Gerade bei traumatisierten Kindern, die sich ohnmächtig ausgeliefert als Opfer erleben mussten, ist das Erleben der Stärke, der Einflussnahme und Kontrolle für ihren Heilungsprozess sehr bedeutsam.
- Erleben von Selbstwirksamkeit und Stärkung des Selbstwertgefühls:
Das Kind setzt seine Spielideen aktiv handelnd um. Es erlebt sich dabei als ideenreich und kompetent, auch im Finden von kreativen Lösungen. Als „Regisseur“ schaut es wie von außen auf das Spielgeschehen und behält den Überblick. Dieses Erleben von Kontrolle, Einflussnahme und Selbstwirksamkeit stärkt seine Zuversicht, auch im Alltag schwierige Situationen positiv meistern zu können.

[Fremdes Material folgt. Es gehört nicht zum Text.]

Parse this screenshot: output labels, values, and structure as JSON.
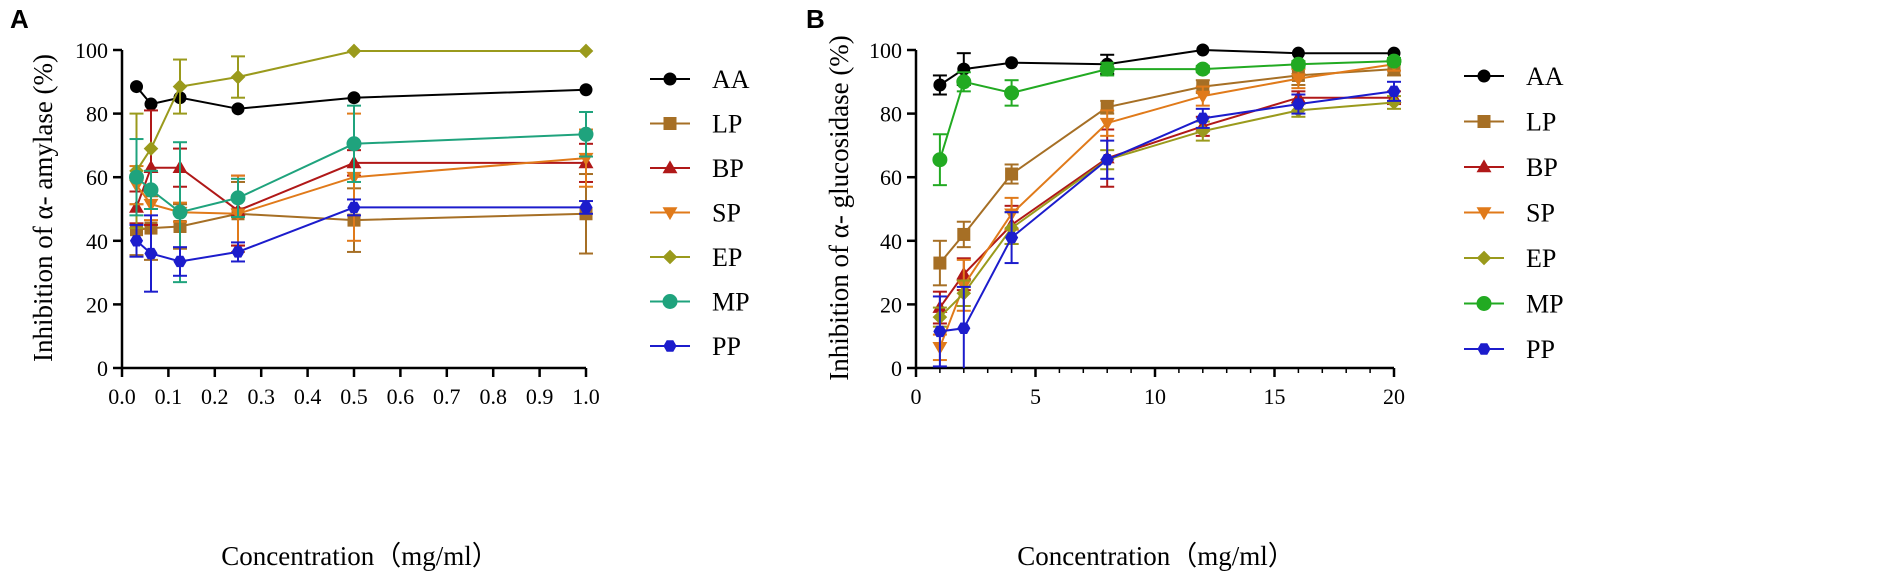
{
  "chart_data": [
    {
      "type": "line",
      "panel": "A",
      "title": "",
      "xlabel": "Concentration（mg/ml）",
      "ylabel": "Inhibition of α- amylase (%)",
      "xlim": [
        0.0,
        1.0
      ],
      "ylim": [
        0,
        100
      ],
      "xticks": [
        0.0,
        0.1,
        0.2,
        0.3,
        0.4,
        0.5,
        0.6,
        0.7,
        0.8,
        0.9,
        1.0
      ],
      "xtick_labels": [
        "0.0",
        "0.1",
        "0.2",
        "0.3",
        "0.4",
        "0.5",
        "0.6",
        "0.7",
        "0.8",
        "0.9",
        "1.0"
      ],
      "yticks": [
        0,
        20,
        40,
        60,
        80,
        100
      ],
      "ytick_labels": [
        "0",
        "20",
        "40",
        "60",
        "80",
        "100"
      ],
      "grid": false,
      "legend_position": "right",
      "x": [
        0.03125,
        0.0625,
        0.125,
        0.25,
        0.5,
        1.0
      ],
      "series": [
        {
          "name": "AA",
          "color": "#000000",
          "marker": "circle",
          "values": [
            88.5,
            83,
            85,
            81.5,
            85,
            87.5
          ],
          "errors": [
            0,
            0,
            0,
            0,
            0,
            0
          ]
        },
        {
          "name": "LP",
          "color": "#a66f25",
          "marker": "square",
          "values": [
            43.5,
            44,
            44.5,
            48.5,
            46.5,
            48.5
          ],
          "errors": [
            8,
            10,
            7,
            10,
            10,
            12.5
          ]
        },
        {
          "name": "BP",
          "color": "#b01818",
          "marker": "triangle-up",
          "values": [
            50.5,
            63,
            63,
            49.5,
            64.5,
            64.5
          ],
          "errors": [
            5,
            18,
            6,
            11,
            4,
            6
          ]
        },
        {
          "name": "SP",
          "color": "#e07a1a",
          "marker": "triangle-down",
          "values": [
            57.5,
            51.5,
            49,
            48.5,
            60,
            66
          ],
          "errors": [
            6,
            5,
            3,
            12,
            20,
            9
          ]
        },
        {
          "name": "EP",
          "color": "#9a9a1c",
          "marker": "diamond",
          "values": [
            62,
            69,
            88.5,
            91.5,
            99.7,
            99.7
          ],
          "errors": [
            18,
            0,
            8.5,
            6.5,
            0,
            0
          ]
        },
        {
          "name": "MP",
          "color": "#1fa37d",
          "marker": "circle",
          "values": [
            60,
            56,
            49,
            53.5,
            70.5,
            73.5
          ],
          "errors": [
            12,
            6,
            22,
            6,
            12,
            7
          ]
        },
        {
          "name": "PP",
          "color": "#1c1ccc",
          "marker": "hexagon",
          "values": [
            40,
            36,
            33.5,
            36.5,
            50.5,
            50.5
          ],
          "errors": [
            5,
            12,
            4.5,
            3,
            2.5,
            2
          ]
        }
      ]
    },
    {
      "type": "line",
      "panel": "B",
      "title": "",
      "xlabel": "Concentration（mg/ml）",
      "ylabel": "Inhibition of α- glucosidase (%)",
      "xlim": [
        0,
        20
      ],
      "ylim": [
        0,
        100
      ],
      "xticks": [
        0,
        5,
        10,
        15,
        20
      ],
      "xtick_labels": [
        "0",
        "5",
        "10",
        "15",
        "20"
      ],
      "yticks": [
        0,
        20,
        40,
        60,
        80,
        100
      ],
      "ytick_labels": [
        "0",
        "20",
        "40",
        "60",
        "80",
        "100"
      ],
      "grid": false,
      "legend_position": "right",
      "x": [
        1,
        2,
        4,
        8,
        12,
        16,
        20
      ],
      "series": [
        {
          "name": "AA",
          "color": "#000000",
          "marker": "circle",
          "values": [
            89,
            94,
            96,
            95.5,
            100,
            99,
            99
          ],
          "errors": [
            3,
            5,
            0,
            3,
            0,
            0,
            0
          ]
        },
        {
          "name": "LP",
          "color": "#a66f25",
          "marker": "square",
          "values": [
            33,
            42,
            61,
            82,
            88.5,
            92,
            94
          ],
          "errors": [
            7,
            4,
            3,
            2,
            2,
            3,
            2
          ]
        },
        {
          "name": "BP",
          "color": "#b01818",
          "marker": "triangle-up",
          "values": [
            19,
            29.5,
            45,
            66,
            76,
            85,
            85
          ],
          "errors": [
            5,
            5,
            6,
            9,
            3,
            2,
            2
          ]
        },
        {
          "name": "SP",
          "color": "#e07a1a",
          "marker": "triangle-down",
          "values": [
            6.5,
            26,
            48.5,
            77,
            85.5,
            91,
            95.5
          ],
          "errors": [
            4,
            8,
            5,
            4,
            3,
            3,
            2
          ]
        },
        {
          "name": "EP",
          "color": "#9a9a1c",
          "marker": "diamond",
          "values": [
            16,
            23.5,
            44,
            65.5,
            74.5,
            81,
            83.5
          ],
          "errors": [
            3,
            4,
            5,
            3,
            3,
            2,
            2
          ]
        },
        {
          "name": "MP",
          "color": "#22aa22",
          "marker": "circle",
          "values": [
            65.5,
            90,
            86.5,
            94,
            94,
            95.5,
            96.5
          ],
          "errors": [
            8,
            3,
            4,
            2,
            1,
            1,
            1
          ]
        },
        {
          "name": "PP",
          "color": "#1c1ccc",
          "marker": "hexagon",
          "values": [
            11.5,
            12.5,
            41,
            65.5,
            78.5,
            83,
            87
          ],
          "errors": [
            11,
            13,
            8,
            6,
            3,
            3,
            3
          ]
        }
      ]
    }
  ]
}
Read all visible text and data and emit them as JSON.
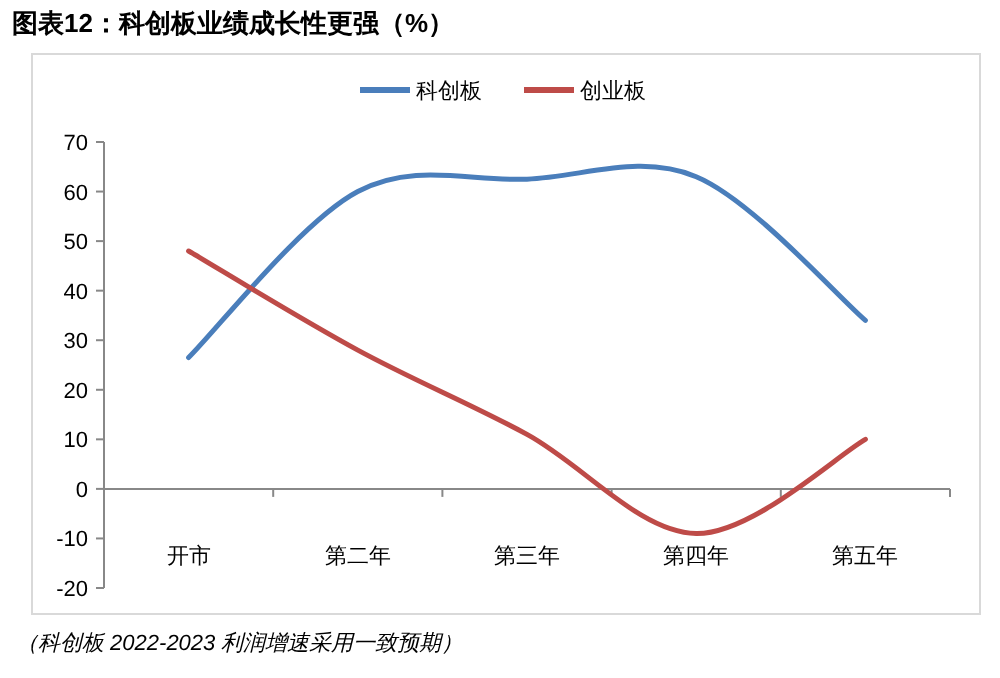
{
  "chart_data": {
    "type": "line",
    "title": "图表12：科创板业绩成长性更强（%）",
    "categories": [
      "开市",
      "第二年",
      "第三年",
      "第四年",
      "第五年"
    ],
    "series": [
      {
        "name": "科创板",
        "color": "#4a7ebb",
        "values": [
          26.5,
          60,
          62.5,
          63,
          34
        ]
      },
      {
        "name": "创业板",
        "color": "#be4b48",
        "values": [
          48,
          28,
          11,
          -9,
          10
        ]
      }
    ],
    "ylim": [
      -20,
      70
    ],
    "yticks": [
      -20,
      -10,
      0,
      10,
      20,
      30,
      40,
      50,
      60,
      70
    ],
    "legend": "top",
    "line_style": "solid",
    "marker": "none",
    "annotations": [
      "（科创板 2022-2023 利润增速采用一致预期）"
    ]
  }
}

- Entwickeln von Spielfähigkeit:
Manche Kinder wirken sehr unruhig, sprunghaft, chaotisch agierend. Es fällt ihnen schwer, Spielideen zu entwickeln und ausdauernd nachvollziehbare Rollenspiele zu gestalten. Über das Anschauen von Büchern zu Piraten, Rittern und Indianern bekommen die Kinder eine Vorstellung, wie diese Menschen gelebt haben. Danach fällt es ihnen leichter, eine Geschichte zu entwickeln, die wir gemeinsam spielen. Der Aufbau der Spielkulisse dient dem Kind als Strukturierungshilfe und fördert das Entwickeln eigener Spielideen und sinnvoller Spielabläufe. Indem wir als Heilpädagogen aktiv mitspielen, fällt es den Kindern leichter, selbst in die Rolle des Ritters oder Piraten zu schlüpfen und diese Rolle aktiv zu gestalten. Diese Rollenübernahme und die damit verbundene Fähigkeit des Perspektivenwechsels stellt eine wichtige Grundlage für Empathiefähigkeit dar.
Diese sonst so unruhigen Kinder, die im Alltag wenig positive Rückmeldungen bekommen und somit oft ein negatives Selbstbild aufgebaut haben, freuen sich nun daran, so tolle Spiele gestaltet und erlebt zu haben. Mit zunehmend entwickelter Spielfähigkeit werden sie ausgeglichener und zufriedener. Ihr „Störverhalten“ nimmt ab. Stattdessen werden sie mit ihren Spielideen nun für andere Kinder als Spielpartner interessant, was ihr Selbstbewusstsein wiederum positiv beeinflusst.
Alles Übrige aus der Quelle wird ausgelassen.